Lack of Clear Data Governance
One of the weakest links in many digital strategies is the absence of clear accountability for data. Without defined ownership, data management becomes unclear, opening the door to uncontrolled use of emerging technologies.
The rapid adoption of AI and SaaS platforms without strong internal policies exposes organizations to uncontrolled disclosure of trade secrets or sensitive financial data. Once this information is integrated into external tools or AI models, it becomes nearly impossible to remove—creating a permanent vulnerability.
To address this, data risk management must be treated as a strategic priority, not just a technical task. It should be integrated into executive discussions and governance processes (such as annual ISO 27001 audits).
A strong governance framework not only protects the organization but also ensures transparency with partners and regulators.

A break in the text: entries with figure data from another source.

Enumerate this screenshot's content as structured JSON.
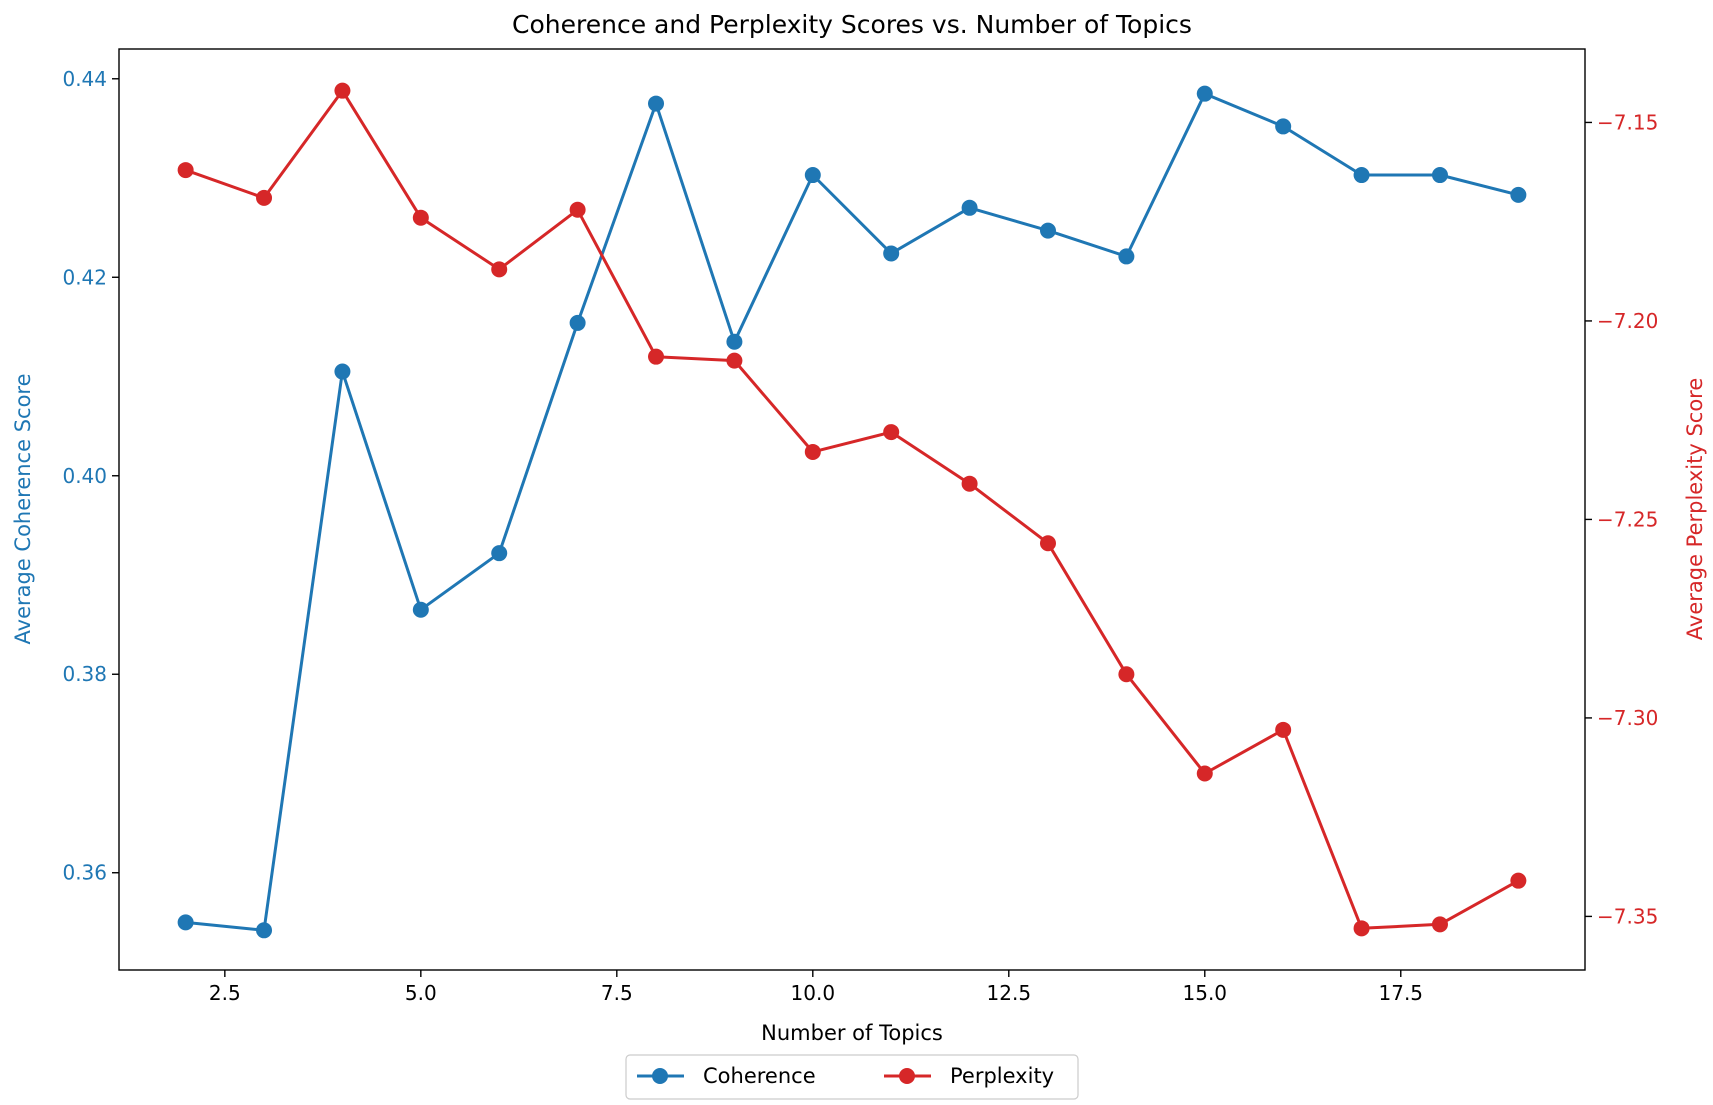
{
  "chart_data": {
    "type": "line",
    "title": "Coherence and Perplexity Scores vs. Number of Topics",
    "xlabel": "Number of Topics",
    "ylabel_left": "Average Coherence Score",
    "ylabel_right": "Average Perplexity Score",
    "x": [
      2,
      3,
      4,
      5,
      6,
      7,
      8,
      9,
      10,
      11,
      12,
      13,
      14,
      15,
      16,
      17,
      18,
      19
    ],
    "x_ticks": [
      2.5,
      5.0,
      7.5,
      10.0,
      12.5,
      15.0,
      17.5
    ],
    "x_tick_labels": [
      "2.5",
      "5.0",
      "7.5",
      "10.0",
      "12.5",
      "15.0",
      "17.5"
    ],
    "xlim": [
      1.15,
      19.85
    ],
    "left_axis": {
      "ylim": [
        0.3502,
        0.443
      ],
      "ticks": [
        0.36,
        0.38,
        0.4,
        0.42,
        0.44
      ],
      "tick_labels": [
        "0.36",
        "0.38",
        "0.40",
        "0.42",
        "0.44"
      ],
      "color": "#1f77b4"
    },
    "right_axis": {
      "ylim": [
        -7.3635,
        -7.1315
      ],
      "ticks": [
        -7.35,
        -7.3,
        -7.25,
        -7.2,
        -7.15
      ],
      "tick_labels": [
        "−7.35",
        "−7.30",
        "−7.25",
        "−7.20",
        "−7.15"
      ],
      "color": "#d62728"
    },
    "series": [
      {
        "name": "Coherence",
        "axis": "left",
        "color": "#1f77b4",
        "values": [
          0.355,
          0.3542,
          0.4105,
          0.3865,
          0.3922,
          0.4154,
          0.4375,
          0.4135,
          0.4303,
          0.4224,
          0.427,
          0.4247,
          0.4221,
          0.4385,
          0.4352,
          0.4303,
          0.4303,
          0.4283
        ]
      },
      {
        "name": "Perplexity",
        "axis": "right",
        "color": "#d62728",
        "values": [
          -7.162,
          -7.169,
          -7.142,
          -7.174,
          -7.187,
          -7.172,
          -7.209,
          -7.21,
          -7.233,
          -7.228,
          -7.241,
          -7.256,
          -7.289,
          -7.314,
          -7.303,
          -7.353,
          -7.352,
          -7.341
        ]
      }
    ],
    "legend": {
      "placement": "bottom-center",
      "columns": 2
    },
    "grid": false
  }
}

Granting Too Much Access (Internal and External)
Proper access management is more critical than many realize. Excessive permissions remain a widespread vulnerability.
Too often, employee access rights are not reviewed after role changes or departures, allowing individuals to retain access to sensitive data no longer relevant to their responsibilities. At a minimum, annual access audits are essential to ensure users only access what they need.
This challenge becomes even more critical with the rise of AI tools. These systems act like human users and can instantly scan all accessible data. Poorly configured permissions can lead to major internal incidents—such as exposing company-wide salary data through a simple AI query.
Speed of deployment should never come at the expense of control. Without a well-structured permission system, you’re simply accelerating the potential exfiltration of your most valuable data.
Not Being Prepared for a Data Incident
Lack of an incident response plan is often the beginning of a disaster. Without a structured crisis management approach, organizations risk making improvised decisions and failing to meet legal obligations.
A documented plan only has value if it is accessible—and tested. Like discovering a faulty fire escape during an emergency, an untested plan creates a false sense of security.
Annual simulations are essential to build real “muscle memory” within teams.
A fast, coordinated response is the only way to minimize the impact of a breach and accelerate recovery. This requires having a list of key contacts ready in advance (legal, IT, communications, insurers).
Preparation should also extend beyond your organization: ensure your IT vendors can demonstrate their own incident response capabilities.
In cybersecurity, it’s no longer a question of if you’ll be targeted—but when. The difference between a setback and a business failure lies entirely in your level of preparedness.
By 2026, cybersecurity can no longer be reduced to software purchases. With one in two companies affected and service disruptions approaching 20 days, improvisation is no longer an option.
The reality is clear: having the best tools is useless if 60% of organizations still fail to build a coherent response plan.
To avoid becoming part of these statistics, the path forward is clear:
- Gain full visibility into your digital inventory
- Practice data minimization to reduce your attack surface
- Establish strong governance to control AI and SaaS usage
- Rigorously audit access rights
- Regularly simulate incident response plans
The question is no longer whether you’ll experience a breach—but whether you’ll be prepared to survive it.